Openly sold though illegal, firecrackers had become as powerful as hand grenades and bombs. Regulation, it was thought, would help put a stop to the deaths and injuries their illicit, though tolerated manufacture caused. Corrupt police and local officials, it was widely known, protected the manufacturers. Republic Act 7183 would also put a stop to the corruption, as well as assure the government of additional revenues via the taxes registered manufacturers would have to pay.

In 2001, or eight years after the passage of RA 7183, the injuries continued. The hospitals still braced for the expected deluge of the injured, and Philippine cities still looked like war zones by the stroke of 12 midnight of January 1.

Because of the decline in firecracker sales this year, maybe things won’t be as bad. But the hospitals have nevertheless placed their staffs on emergency footing, and at least two clandestine firecracker manufacturers have blown up their makeshift plants and taken their employees and parts of their Bulacan neighborhoods with them.

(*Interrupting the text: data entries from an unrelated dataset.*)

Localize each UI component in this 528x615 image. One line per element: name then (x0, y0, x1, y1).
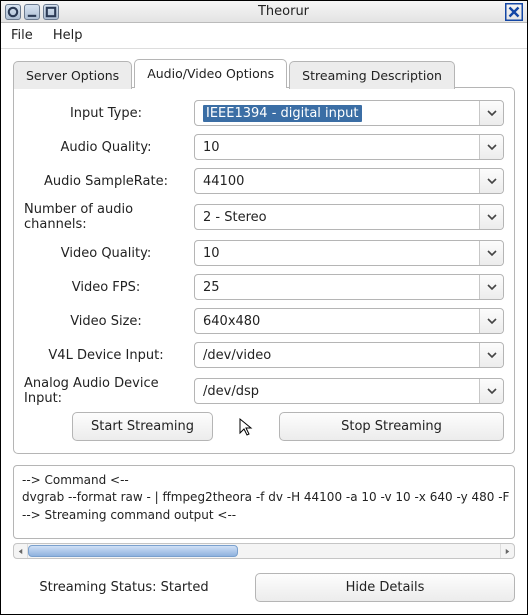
label-video-fps: Video FPS: (24, 280, 194, 295)
maximize-icon (44, 5, 58, 19)
minimize-icon (25, 5, 39, 19)
video-fps-combobox[interactable]: 25 (194, 274, 504, 300)
label-video-quality: Video Quality: (24, 246, 194, 261)
chevron-down-icon (479, 309, 503, 333)
menu-file[interactable]: File (11, 28, 33, 43)
tabstrip: Server Options Audio/Video Options Strea… (13, 59, 515, 88)
window-menu-button[interactable] (5, 4, 21, 20)
hide-details-button[interactable]: Hide Details (255, 573, 515, 602)
audio-quality-combobox[interactable]: 10 (194, 134, 504, 160)
window-title: Theorur (62, 4, 505, 19)
client-area: Server Options Audio/Video Options Strea… (1, 49, 527, 614)
scrollbar-thumb[interactable] (28, 545, 238, 557)
audio-channels-value: 2 - Stereo (203, 210, 267, 225)
streaming-button-row: Start Streaming Stop Streaming (24, 412, 504, 441)
input-type-value: IEEE1394 - digital input (203, 105, 362, 122)
scroll-right-icon[interactable] (500, 544, 514, 558)
label-audio-samplerate: Audio SampleRate: (24, 174, 194, 189)
v4l-device-value: /dev/video (203, 348, 271, 363)
analog-audio-device-comboentry[interactable]: /dev/dsp (194, 378, 504, 404)
start-streaming-button[interactable]: Start Streaming (72, 412, 213, 441)
menu-help[interactable]: Help (53, 28, 83, 43)
close-icon (505, 3, 523, 21)
chevron-down-icon (479, 343, 503, 367)
analog-audio-device-value: /dev/dsp (203, 384, 259, 399)
minimize-button[interactable] (24, 4, 40, 20)
tab-audio-video-options[interactable]: Audio/Video Options (134, 59, 287, 88)
v4l-device-comboentry[interactable]: /dev/video (194, 342, 504, 368)
streaming-status-label: Streaming Status: Started (13, 580, 235, 595)
cursor-icon (231, 417, 261, 437)
chevron-down-icon (479, 241, 503, 265)
audio-quality-value: 10 (203, 140, 220, 155)
label-analog-audio-device: Analog Audio Device Input: (24, 376, 194, 406)
status-row: Streaming Status: Started Hide Details (13, 573, 515, 602)
app-window: Theorur File Help Server Options Audio/V… (0, 0, 528, 615)
chevron-down-icon (479, 275, 503, 299)
label-input-type: Input Type: (24, 106, 194, 121)
circle-icon (6, 5, 20, 19)
video-quality-value: 10 (203, 246, 220, 261)
tab-server-options[interactable]: Server Options (13, 61, 132, 89)
chevron-down-icon (479, 205, 503, 229)
input-type-combobox[interactable]: IEEE1394 - digital input (194, 100, 504, 126)
horizontal-scrollbar[interactable] (13, 543, 515, 559)
titlebar: Theorur (1, 1, 527, 23)
scroll-left-icon[interactable] (14, 544, 28, 558)
label-video-size: Video Size: (24, 314, 194, 329)
audio-samplerate-value: 44100 (203, 174, 244, 189)
audio-samplerate-combobox[interactable]: 44100 (194, 168, 504, 194)
tab-page-audio-video: Input Type: IEEE1394 - digital input Aud… (13, 87, 515, 454)
tab-streaming-description[interactable]: Streaming Description (289, 61, 455, 89)
video-size-combobox[interactable]: 640x480 (194, 308, 504, 334)
audio-channels-combobox[interactable]: 2 - Stereo (194, 204, 504, 230)
menubar: File Help (1, 23, 527, 49)
log-line: --> Command <-- (22, 472, 506, 489)
chevron-down-icon (479, 379, 503, 403)
command-output-log[interactable]: --> Command <-- dvgrab --format raw - | … (13, 465, 515, 539)
video-size-value: 640x480 (203, 314, 260, 329)
close-button[interactable] (505, 3, 523, 21)
label-audio-quality: Audio Quality: (24, 140, 194, 155)
label-v4l-device: V4L Device Input: (24, 348, 194, 363)
chevron-down-icon (479, 101, 503, 125)
chevron-down-icon (479, 169, 503, 193)
video-fps-value: 25 (203, 280, 220, 295)
log-line: dvgrab --format raw - | ffmpeg2theora -f… (22, 489, 506, 506)
video-quality-combobox[interactable]: 10 (194, 240, 504, 266)
label-audio-channels: Number of audio channels: (24, 202, 194, 232)
log-line: --> Streaming command output <-- (22, 507, 506, 524)
chevron-down-icon (479, 135, 503, 159)
stop-streaming-button[interactable]: Stop Streaming (279, 412, 504, 441)
maximize-button[interactable] (43, 4, 59, 20)
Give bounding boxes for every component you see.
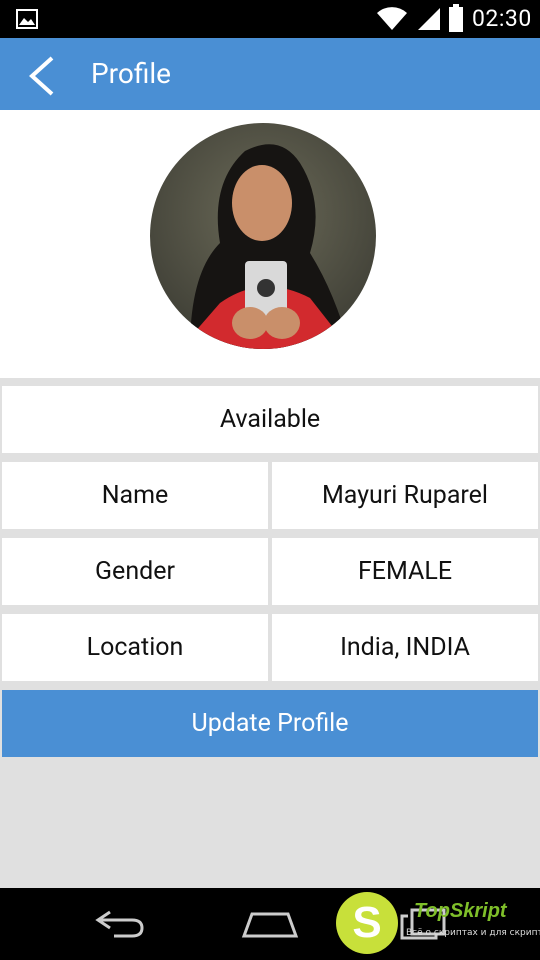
- chevron-left-icon[interactable]: [24, 56, 60, 96]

Regulation has in fact only partly worked. Clandestine manufacturers persist in manufacturing the firecrackers whose power sends hundreds into the hospitals. Though injured, hundreds of others who don’t go to hospitals also end up dead from tetanus and other infections.

Although they now call themselves businessmen and taxpayers, and claim the right to government protection, the makers of firecrackers cannot change one thing, and it is that they make a dangerous, health-threatening and totally worthless product.

Given that fact, the initiatives of local governments to either ban the sale, distribution and use of firecrackers within their jurisdictions, or to designate specific zones where firecrackers may be exploded appear to be solutions to a problem that has persisted even after legalization.

One can only wish that all Philippine cities and municipalities would follow suit. That should get at least some of the idiots off the streets and out of the hospitals—and help put the makers of firecrackers, whether clandestine or legal, out of business.

(Today/abs-cbnNEWS.com, December 31, 2002)

Prof. Luis V. Teodoro is a former dean of the University of the Philippines College of Mass Communication, where he used to teach journalism. He writes political commentary for BusinessWorld.